Amazingly, Astruc, though a Christian, had good yichus, coming fromthe same medieval Jewish family which produced rabbi Abba Mari of Lunel, AKA The Yarchi. The Yarchi, of course, being famous for the cherem of Montpellier. Here's what Wikipedia has to say about the controversy:
Abba Mari possessed considerable Talmudic knowledge and some poetical talent; but his zeal for the Law made him an agitator and a persecutor of all the advocates of liberal thought. Being himself without sufficient authority, he appealed in a number of letters, afterward published under the title of Minḥat Ḳenaot (Jealousy Offering), to Solomon ben Adret of Barcelona, the most influential rabbi of the time, to use his powerful authority to check the source of evil by hurling his anathema against both the study of philosophy and the allegorical interpretations of the Bible, which did away with all belief in miracles. Ben Adret, while reluctant to interfere in the affairs of other congregations, was in perfect accord with Abba Mari as to the danger of the new rationalistic systems, and advised him to organize the conservative forces in defense of the Law. Abba Mari, through Ben Adret's aid, obtained allies eager to take up his cause, among whom were Don Bonafoux Vidal of Barcelona and his brother, Don Crescas Vidal, then in Perpignan. The proposition of the latter to prohibit, under penalty of excommunication, the study of philosophy and any of the sciences except medicine, by one under thirty years of age, met with the approval of Ben Adret. Accordingly, Ben Adret addressed to the congregation of Montpellier a letter, signed by fifteen other rabbis, proposing to issue a decree pronouncing the anathema against all those who should pursue the study of philosophy and science before due maturity in age and in rabbinical knowledge. On a Sabbath in September, 1304, the letter was to be read before the congregation, when Jacob Machir Don Profiat Tibbon, the renowned astronomical and mathematical writer, entered his protest against such unlawful interference by the Barcelona rabbis, and a schism ensued. Twenty-eight members signed Abba Mari's letter of approval; the others, under Tibbon's leadership, addressed another letter to Ben Adret, rebuking him and his colleagues for condemning a whole community without knowledge of the local conditions. Finally, the agitation for and against the liberal ideas brought about a schism in the entire Jewish population in southern France and Spain.
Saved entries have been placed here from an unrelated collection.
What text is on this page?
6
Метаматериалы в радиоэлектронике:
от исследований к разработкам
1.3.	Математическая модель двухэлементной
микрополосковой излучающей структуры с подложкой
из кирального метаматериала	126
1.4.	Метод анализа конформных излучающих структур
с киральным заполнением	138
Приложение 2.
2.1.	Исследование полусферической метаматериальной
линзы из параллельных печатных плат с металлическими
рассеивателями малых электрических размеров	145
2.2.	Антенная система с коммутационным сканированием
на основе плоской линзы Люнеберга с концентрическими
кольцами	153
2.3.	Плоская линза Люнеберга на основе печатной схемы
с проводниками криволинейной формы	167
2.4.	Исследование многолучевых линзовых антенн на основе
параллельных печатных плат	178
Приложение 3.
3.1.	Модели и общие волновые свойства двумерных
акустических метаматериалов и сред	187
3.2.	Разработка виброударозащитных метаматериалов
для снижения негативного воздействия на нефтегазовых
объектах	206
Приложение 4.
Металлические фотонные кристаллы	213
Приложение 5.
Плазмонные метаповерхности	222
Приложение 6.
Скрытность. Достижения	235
Encouraged, however, by letters signed by the rabbis of Argentière and Lunel, and particularly by the support of Kalonymus ben Todros, the nasi of Narbonne, and of the eminent Talmudist Asheri of Toledo, Ben Adret issued a decree, signed by thirty-three rabbis of Barcelona, excommunicating those who should, within the next fifty years, study physics or metaphysics before their thirtieth year of age (basing his action on the principle laid down by Maimonides, Guide for the Perplexed part one chapter 34), and had the order promulgated in the synagogue on Sabbath, July 26, 1305. When this heresy-decree, to be made effective, was forwarded to other congregations for approval, the friends of liberal thought, under the leadership of the Tibbonites, issued a counter-ban, and the conflict threatened to assume a serious character, as blind party zeal (this time on the liberal side) did not shrink from asking the civil powers to intervene. But an unlooked-for calamity brought the warfare to an end. The expulsion of the Jews from France by Philip IV ("the Fair"), in 1306, caused the Jews of Montpellier to take refuge, partly in Provence, partly in Perpignan and partly in Majorca. Consequently, Abba Mari removed first to Arles, and, within the same year, to Perpignan, where he finally settled and disappeared from public view. There he published his correspondence with Ben Adret and his colleagues.


(Wikipedia)

1 Comments:

Anonymous Anonymous said...

In next week's parsha Yaakov calls G-d Kel Shakai. So if only one name at a time or place was good for G-d then we need a separate document for that. DH is bunk. It's just replacing one religious theory for another. It has no proof. Even worse it produces monstrosities for history. The claim that anything is more believable than the Torah being Divinely written is bunk. I could say someone's uncle Bill and Aunt Sally wrote it and that doesn't make it more believable than saying G-d wrote it especially since no one is saying G-d really wrote it. The claim is merely that some person wrote it at G-d's instruction. Only the Ten Commandments were written with the “finger of G-d.”